En conclusion (p. 235-239) se détache l’idée que l’image de Néron doit être lue à travers les
conceptions qu’avaient les Romains, et spécialement Tacite, du régime impérial. Si on peut comprendre
alors que le jugement de Tacite sur cet empereur soit mauvais, il reste que ce jugement, qui n’est pas en soi à
écarter, est le produit d’une lecture personnelle.

S’il fallait un seul adjectif pour qualifier ce travail, cela serait “historiographique” ; YKB s’y montre
attentif aux sources anciennes (surtout Tacite), à leur élaboration, aux conditions de leur rédaction, aux
thèses qu’elles ont suscitées chez les Modernes, et même ce qui est plus rare, à ce que la diversité de ces
thèses apprend sur les sources qui les ont inspirées ainsi qu’à la dimension historique du fait littéraire.
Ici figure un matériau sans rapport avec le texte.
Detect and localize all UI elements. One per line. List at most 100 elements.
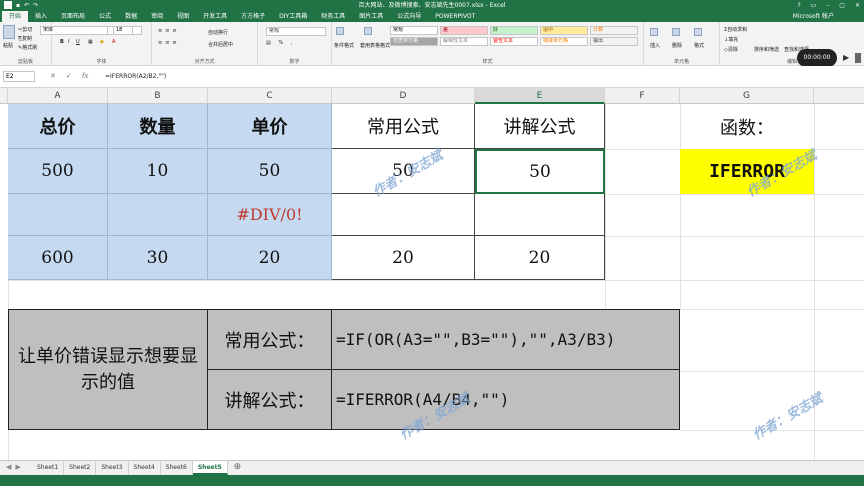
explain-formula-text[interactable]: =IFERROR(A4/B4,"") [332,370,680,430]
play-icon[interactable]: ▶ [843,53,849,62]
column-header-c[interactable]: C [208,88,332,104]
number-format-icons[interactable]: ▤ % , [266,40,295,46]
add-sheet-icon[interactable]: ⊕ [228,461,248,475]
sheet-tab-sheet3[interactable]: Sheet3 [96,461,129,475]
volume-icon[interactable] [855,53,861,63]
cell-c3-error[interactable]: #DIV/0! [208,194,332,236]
cell-a2[interactable]: 500 [8,149,108,194]
column-header-f[interactable]: F [605,88,680,104]
tab-formulas[interactable]: 公式 [92,11,118,22]
tab-data[interactable]: 数据 [118,11,144,22]
cell-style-option[interactable]: 计算 [590,26,638,35]
clear-button[interactable]: ◇清除 [724,46,738,53]
tab-home[interactable]: 开始 [2,11,29,22]
column-header-h[interactable] [814,88,864,104]
align-icons[interactable]: ≡≡≡ [158,28,180,34]
function-icon[interactable]: fx [82,71,89,82]
cut-button[interactable]: ✂剪切 [18,26,32,33]
maximize-button[interactable]: ▢ [839,0,845,11]
column-header-g[interactable]: G [680,88,814,104]
cell-style-option[interactable]: 解释性文本 [440,37,488,46]
cell-style-option[interactable]: 差 [440,26,488,35]
table-format-button[interactable] [364,27,373,35]
tab-insert[interactable]: 插入 [28,11,54,22]
cell-style-option[interactable]: 适中 [540,26,588,35]
name-box[interactable]: E2 [3,71,35,82]
header-quantity[interactable]: 数量 [108,104,208,149]
tab-developer[interactable]: 开发工具 [196,11,234,22]
minimize-button[interactable]: – [826,0,829,11]
fill-color-icon[interactable]: ◆ [100,39,104,45]
header-total-price[interactable]: 总价 [8,104,108,149]
sheet-tab-sheet1[interactable]: Sheet1 [32,461,65,475]
sheet-tab-sheet2[interactable]: Sheet2 [64,461,97,475]
tab-finance-tools[interactable]: 财务工具 [314,11,352,22]
tab-image-tools[interactable]: 图片工具 [352,11,390,22]
font-size-box[interactable]: 18 [113,26,133,35]
wrap-text-button[interactable]: 自动换行 [208,29,228,36]
tab-page-layout[interactable]: 页面布局 [54,11,92,22]
close-button[interactable]: ✕ [855,0,860,11]
cell-e2-selected[interactable]: 50 [475,149,605,194]
column-header-e[interactable]: E [475,88,605,104]
column-header-a[interactable]: A [8,88,108,104]
cell-b4[interactable]: 30 [108,236,208,280]
underline-button[interactable]: U [76,39,80,45]
cell-style-option[interactable]: 输出 [590,37,638,46]
tab-diy-toolbox[interactable]: DIY工具箱 [272,11,314,22]
select-all-corner[interactable] [0,88,8,104]
tab-fangfang[interactable]: 方方格子 [234,11,272,22]
cell-e3[interactable] [475,194,605,236]
sheet-tab-sheet5[interactable]: Sheet5 [192,461,228,475]
account-name[interactable]: Microsoft 帐户 [793,11,834,22]
header-unit-price[interactable]: 单价 [208,104,332,149]
tab-view[interactable]: 视图 [170,11,196,22]
cell-a4[interactable]: 600 [8,236,108,280]
format-cells-button[interactable] [694,28,703,36]
cell-style-option[interactable]: 警告文本 [490,37,538,46]
column-header-d[interactable]: D [332,88,475,104]
explain-description[interactable]: 让单价错误显示想要显示的值 [8,309,208,430]
sheet-tab-sheet6[interactable]: Sheet6 [161,461,193,475]
italic-button[interactable]: I [68,39,69,45]
tab-review[interactable]: 审阅 [144,11,170,22]
sort-filter-button[interactable]: 排序和筛选 [754,46,779,53]
cell-b2[interactable]: 10 [108,149,208,194]
cell-style-option[interactable]: 常规 [390,26,438,35]
format-painter-button[interactable]: ✎格式刷 [18,44,37,51]
cell-c4[interactable]: 20 [208,236,332,280]
cell-a3[interactable] [8,194,108,236]
cell-d4[interactable]: 20 [332,236,475,280]
formula-input[interactable]: =IFERROR(A2/B2,"") [105,71,860,82]
function-label[interactable]: 函数： [680,104,814,149]
font-family-box[interactable]: 宋体 [40,26,108,35]
conditional-format-button[interactable] [336,27,345,35]
cell-style-option[interactable]: 检查单元格 [390,37,438,46]
autosum-button[interactable]: Σ自动求和 [724,26,747,33]
cell-style-option[interactable]: 好 [490,26,538,35]
cell-d3[interactable] [332,194,475,236]
header-common-formula[interactable]: 常用公式 [332,104,475,149]
cell-e4[interactable]: 20 [475,236,605,280]
common-formula-label[interactable]: 常用公式： [208,309,332,370]
cell-b3[interactable] [108,194,208,236]
tab-formula-wizard[interactable]: 公式向导 [390,11,428,22]
worksheet-grid[interactable]: A B C D E F G 总价 数量 单价 常用公式 讲解公式 500 10 … [0,88,864,460]
paste-button[interactable] [3,25,16,39]
help-button[interactable]: ? [797,0,800,11]
number-format-select[interactable]: 常规 [266,27,326,36]
tab-powerpivot[interactable]: POWERPIVOT [428,11,482,22]
fill-button[interactable]: ↓填充 [724,36,738,43]
header-explain-formula[interactable]: 讲解公式 [475,104,605,149]
ribbon-display-button[interactable]: ▭ [811,0,817,11]
cancel-icon[interactable]: ✕ [50,71,56,82]
sheet-nav-arrows[interactable]: ◀▶ [6,463,25,471]
cell-c2[interactable]: 50 [208,149,332,194]
delete-cells-button[interactable] [672,28,681,36]
merge-center-button[interactable]: 合并后居中 [208,41,233,48]
insert-cells-button[interactable] [650,28,659,36]
align-icons-2[interactable]: ≡≡≡ [158,40,180,46]
explain-formula-label[interactable]: 讲解公式： [208,370,332,430]
paste-label[interactable]: 粘贴 [3,42,13,49]
border-icon[interactable]: ▦ [88,39,93,45]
Il en
ressort une réflexion intéressante et stimulante sur le travail d’historien et la nécessaire réécriture de
l’Histoire à travers les époques et les siècles. Néron lui-même apparaît davantage comme un prétexte à cette
réflexion qu’il n’en est l’objet. Certes, c’est surtout un état de la question qui nous est proposé, mais un état
de la question problématisé et porteur en lui-même de significations quant au personnage qui en est l’objet.

Une annexe (noms propres) et une bibliographie.